Truvalı Helen ve Paris…
Uluslardan çok bir savaşın, savaşlardan çok bir aşkın hikayesi… Homeros’un dilinden asırları aşan bir aşk bu: Macera dolu, yakıcı, yıkıcı… Paris, bir barış ziyafetinde güzeller güzeli Helen’i Sparta’daki koca evinden kaçırır. Hellen’i geri almak için Troya’ya saldıran Akha’lar, bu Güzel Atlar Ülkesi’ni yakıp kül ederler. Paris ile Helen, savaşın kanlı gölgesinde, kimi zaman suçlulukla, kimi zaman ikisini de titreten bir tutkuyla ama hep şefkatle ve her an kaybetme korkusuyla yaşadılar aşklarını. Paris, Neoptalamos’un zehirli okuyla öldüğünde, Helen’in de ait olduğu bir yer kalmamıştı. Kendi ülkesinde bir hain, Troya’da ise lanetli bir cadı olarak anıldı. Kocası Menelaos içinse şerefinin ispatı bir savaş ganimetinden farksızdı. Güzelliğiyle Afrodit’i bile kıskandırırken, kendi yüreğinden sürgün edilmişti. Yunanistan’a döndükten sonra nasıl yaşadığı ya da öldüğü hiç bilinmedi.
Ercümend ile Hürrem
Efsanevi bir aşkın dünyaya malolmuş yedinci harikası… Tac Mahal… Büyülü bir dünyanın kapılarını açan bu muhteşem yapının adı; Babür İmparatoru Cihangir’in, gelinine verdiği lakaptan geliyor; “Mümtaz Mahal”. Oysa asıl adı; Ercümend Banu Begüm.

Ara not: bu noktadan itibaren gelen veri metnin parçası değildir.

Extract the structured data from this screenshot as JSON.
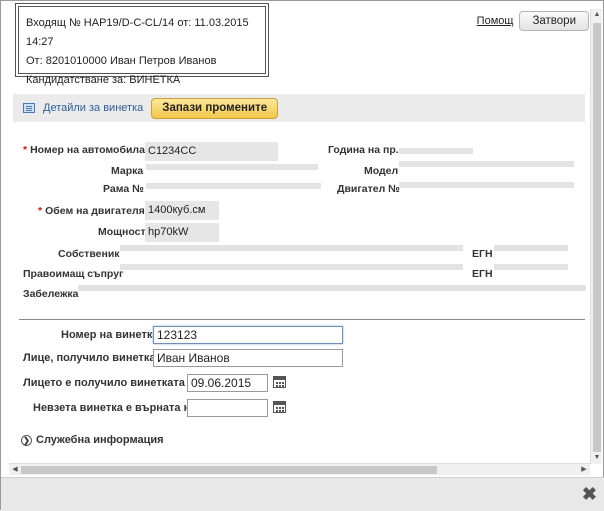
{
  "header": {
    "line1": "Входящ № НАР19/D-C-CL/14 от: 11.03.2015 14:27",
    "line2": "От: 8201010000 Иван Петров Иванов",
    "line3": "Кандидатстване за: ВИНЕТКА"
  },
  "top": {
    "help_label": "Помощ",
    "close_label": "Затвори"
  },
  "toolbar": {
    "details_label": "Детайли за винетка",
    "save_label": "Запази промените"
  },
  "vehicle": {
    "plate_label": "Номер на автомобила",
    "plate_value": "С1234СС",
    "year_label": "Година на пр.",
    "make_label": "Марка",
    "model_label": "Модел",
    "frame_label": "Рама №",
    "engine_label": "Двигател №",
    "volume_label": "Обем на двигателя",
    "volume_value": "1400куб.см",
    "power_label": "Мощност",
    "power_value": "hp70kW",
    "owner_label": "Собственик",
    "egn_label": "ЕГН",
    "spouse_label": "Правоимащ съпруг",
    "egn2_label": "ЕГН",
    "note_label": "Забележка"
  },
  "vignette": {
    "number_label": "Номер на винетка",
    "number_value": "123123",
    "person_label": "Лице, получило винетката",
    "person_value": "Иван Иванов",
    "received_label": "Лицето е получило винетката на",
    "received_value": "09.06.2015",
    "returned_label": "Невзета винетка е върната на",
    "returned_value": ""
  },
  "service_info_label": "Служебна информация",
  "colors": {
    "accent": "#f2c84b",
    "link": "#2f5f9a",
    "required": "#dd1111"
  }
}
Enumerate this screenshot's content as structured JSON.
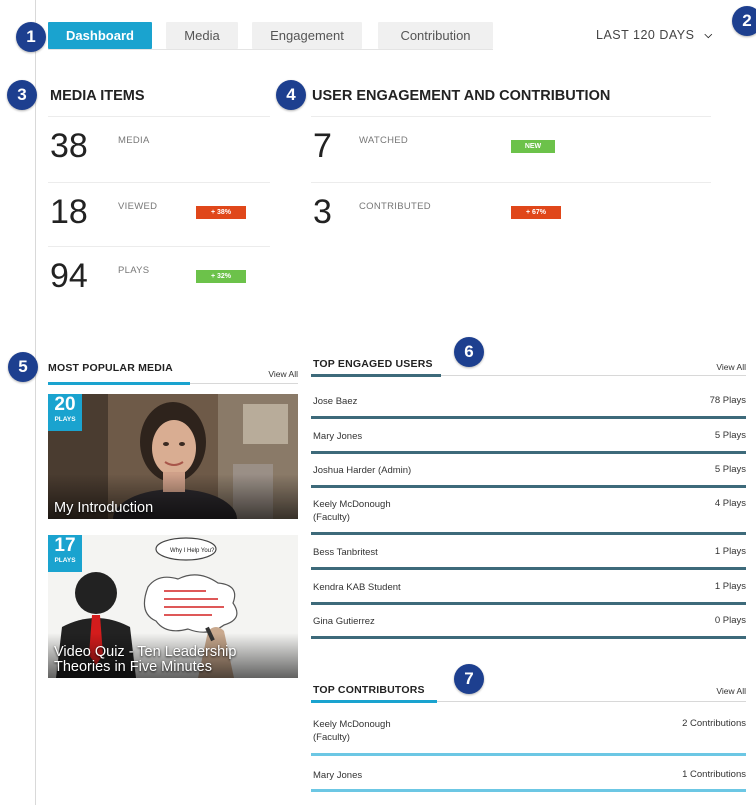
{
  "markers": [
    "1",
    "2",
    "3",
    "4",
    "5",
    "6",
    "7"
  ],
  "tabs": [
    {
      "label": "Dashboard",
      "active": true
    },
    {
      "label": "Media",
      "active": false
    },
    {
      "label": "Engagement",
      "active": false
    },
    {
      "label": "Contribution",
      "active": false
    }
  ],
  "date_range": {
    "label": "LAST 120 DAYS",
    "icon": "chevron-down-icon"
  },
  "media_items": {
    "title": "MEDIA ITEMS",
    "stats": [
      {
        "value": "38",
        "label": "MEDIA",
        "badge": null
      },
      {
        "value": "18",
        "label": "VIEWED",
        "badge": {
          "text": "+ 38%",
          "color": "#e0471a"
        }
      },
      {
        "value": "94",
        "label": "PLAYS",
        "badge": {
          "text": "+ 32%",
          "color": "#6cc24a"
        }
      }
    ]
  },
  "user_engagement": {
    "title": "USER ENGAGEMENT AND CONTRIBUTION",
    "stats": [
      {
        "value": "7",
        "label": "WATCHED",
        "badge": {
          "text": "NEW",
          "color": "#6cc24a"
        }
      },
      {
        "value": "3",
        "label": "CONTRIBUTED",
        "badge": {
          "text": "+ 67%",
          "color": "#e0471a"
        }
      }
    ]
  },
  "popular_media": {
    "title": "MOST POPULAR MEDIA",
    "view_all": "View All",
    "items": [
      {
        "plays": "20",
        "plays_label": "PLAYS",
        "title": "My Introduction"
      },
      {
        "plays": "17",
        "plays_label": "PLAYS",
        "title": "Video Quiz - Ten Leadership Theories in Five Minutes"
      }
    ]
  },
  "top_engaged_users": {
    "title": "TOP ENGAGED USERS",
    "view_all": "View All",
    "rows": [
      {
        "name": "Jose Baez",
        "value": "78 Plays"
      },
      {
        "name": "Mary Jones",
        "value": "5 Plays"
      },
      {
        "name": "Joshua Harder (Admin)",
        "value": "5 Plays"
      },
      {
        "name": "Keely McDonough (Faculty)",
        "value": "4 Plays"
      },
      {
        "name": "Bess Tanbritest",
        "value": "1 Plays"
      },
      {
        "name": "Kendra KAB Student",
        "value": "1 Plays"
      },
      {
        "name": "Gina Gutierrez",
        "value": "0 Plays"
      }
    ]
  },
  "top_contributors": {
    "title": "TOP CONTRIBUTORS",
    "view_all": "View All",
    "rows": [
      {
        "name": "Keely McDonough (Faculty)",
        "value": "2 Contributions"
      },
      {
        "name": "Mary Jones",
        "value": "1 Contributions"
      }
    ]
  },
  "colors": {
    "accent": "#1aa3cf",
    "dark_accent": "#3d6a7a",
    "marker": "#1d3f8f"
  }
}
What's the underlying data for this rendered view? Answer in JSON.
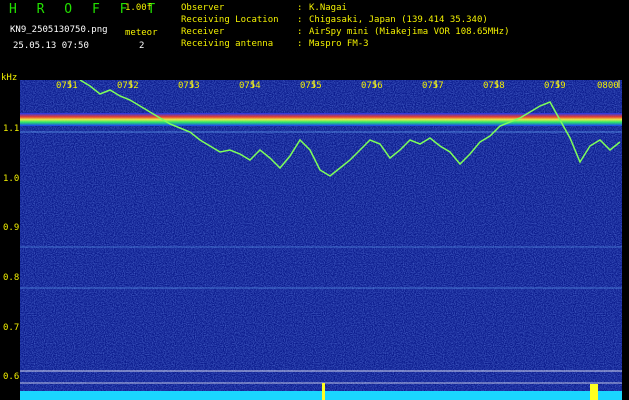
{
  "header": {
    "title": "H R O F F T",
    "version": "1.00f",
    "filename": "KN9_2505130750.png",
    "datetime": "25.05.13 07:50",
    "meteor_label": "meteor",
    "meteor_count": "2",
    "info": [
      {
        "label": "Observer",
        "value": "K.Nagai"
      },
      {
        "label": "Receiving Location",
        "value": "Chigasaki, Japan (139.414 35.340)"
      },
      {
        "label": "Receiver",
        "value": "AirSpy mini (Miakejima VOR 108.65MHz)"
      },
      {
        "label": "Receiving antenna",
        "value": "Maspro FM-3"
      }
    ]
  },
  "axis": {
    "unit": "kHz",
    "y_ticks": [
      "1.1",
      "1.0",
      "0.9",
      "0.8",
      "0.7",
      "0.6"
    ],
    "x_ticks": [
      "0751",
      "0752",
      "0753",
      "0754",
      "0755",
      "0756",
      "0757",
      "0758",
      "0759",
      "0800"
    ]
  },
  "colors": {
    "title": "#22e000",
    "text": "#f2f000",
    "background": "#000000",
    "waterfall": "#0a1a8c",
    "trace": "#7dff5a"
  }
}
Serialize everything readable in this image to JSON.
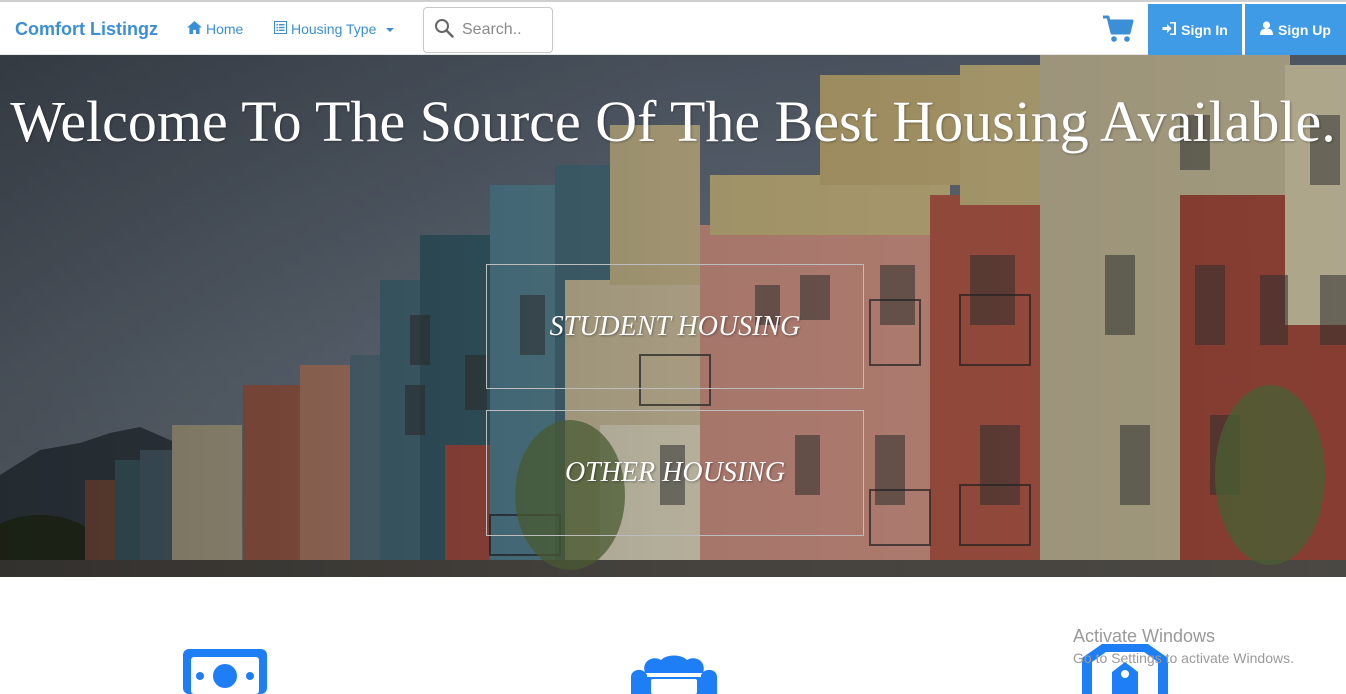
{
  "navbar": {
    "brand": "Comfort Listingz",
    "home_label": "Home",
    "housing_type_label": "Housing Type",
    "search_placeholder": "Search..",
    "signin_label": "Sign In",
    "signup_label": "Sign Up",
    "accent_color": "#3b8fd6"
  },
  "hero": {
    "title": "Welcome To The Source Of The Best Housing Available.",
    "student_housing_label": "STUDENT HOUSING",
    "other_housing_label": "OTHER HOUSING"
  },
  "features": {
    "icons": [
      "money-icon",
      "sofa-icon",
      "shield-icon"
    ],
    "icon_color": "#1e7ef5"
  },
  "watermark": {
    "title": "Activate Windows",
    "subtitle": "Go to Settings to activate Windows."
  }
}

Güçlü hafızası, keskin zekası ve savurganlığı bir yana, Şah Cihan’ın en belirleyici yanı Ercümend’e duyduğu aşktır. Şah Cihan ne sarayda ne de dışında hiç ayırmamış yanından Ercümend’i. İşte yine seferlerin birindeyken savaş kampında tutmuş doğum sancısı ve ondördüncü çocuğunu doğururken ölmüş Ercümend. O öldükten sonra Cihan’da şahlıktan eser kalmamış. İmparatorluğa önem vermez olmuş, halkın önüne çıkmayı bile reddetmiş. Birbirini katleden kardeşlerden geriye kalan tek oğlu Evrencebe, 35 yıl sonra hapsetmiş şahı Kızıl Kale’ye. Ömrünün son sekiz yılını bu kalenin pencerelerinden buruk aşkının, ancak 20 bin kişiyle 22 yılda bitirilebilen ölümsüz eserini seyrederek geçirmiş Cihan Şahı Hürrem.
Dante ile Beatrice
Kimileri, Dante’nin eserlerini hiçbir zaman kavuşamadığı Betarice’ye duyduğu bitimsiz aşkın ilhamıyla yazdığını söyler. Kimileri de eğer ona kavuşmuş olsaydı, bütün bu muhteşem eserlerin ortaya çıkmayacağını iddia etmekten kaçınmaz. Dante, güzel Beatrice’ye aşık olduğunda, henüz ikisi de birer çocuktu. O dönemde bu kızı yalnızca birkaç kez görme fırsatını bulabildi Dante. Sonrasında Beatrice’ye hiçbir zaman kavuşamadığını biliyoruz. Beatrice henüz 21 yaşındayken ölüyor. Ancak Dante için aşk sona ermiyor; sonsuzluğa uğurlanıyor. Tam da, “İlahi Komedya”nın ironik doğasına uygun olarak; “Acaba Dante Beatrice’sine dokunup, onun etten kemikten yaratıldığını kavramış ve yan yana yaşanan bir ilişkinin sonucunda onun tüm insani kusurlarını, zaaflarını görmüş olsaydı yine de onu bu denli yüceltebilir miydi?” diye sormak gerek. Acaba Beatrice yanında olsaydı, Dante diye biri, İlahi Komedya’sını yazabilecek miydi? Dante; Beatrice sayesinde Dante oldu! Ama Beatrice’sizken…
Frida ile Diego
Diego, Meksika’nın en önemli ressamlarından ve devrimin de bir parçası. Frida’ya göre ise bir deha… Peki ya Frida ? O hem güçlü, hem zayıf. Hem asi, hem de kadın… Öyle bir kadın ki; korkunç acılar içinde… Bir trafik kazasında karnından uterusuna, ayaklarından sırtına kadar her yeri parçalanır Frida’nın. Omuriliği ciddi biçimde zedelenir ve sağ bacağı deforme olur. Tüm yaşamı ardı ardına 32 ameliyat ve yatağa bağımlı nekahet dönemleriyle geçer. Frida acıya karşı olağanüstü bir dayanma gücü geliştirir. Politik başkaldırısı, artistik heyecanı, gurur, masumiyet, tahrik ve şiddet, Diego ile olan tutkulu aşkları… İşte, Frida’ya dayanma gücü verenler… Boşanmışlar ama dayanamamışlar ayrı kalmaya, bir yıl sonra barışmışlar ve yeniden evlenmişler. Frida, “Hayatta başıma iki korkunç kaza geldi; biri trafik kazası, diğeri de Diego…” diyerek anlatır, onun kendisi için ne demek olduğunu. Aşk ve acı tanımlar Frida’yı. Oysa yaptığı son natürmortun adı; Yaşasın Yaşam’dır.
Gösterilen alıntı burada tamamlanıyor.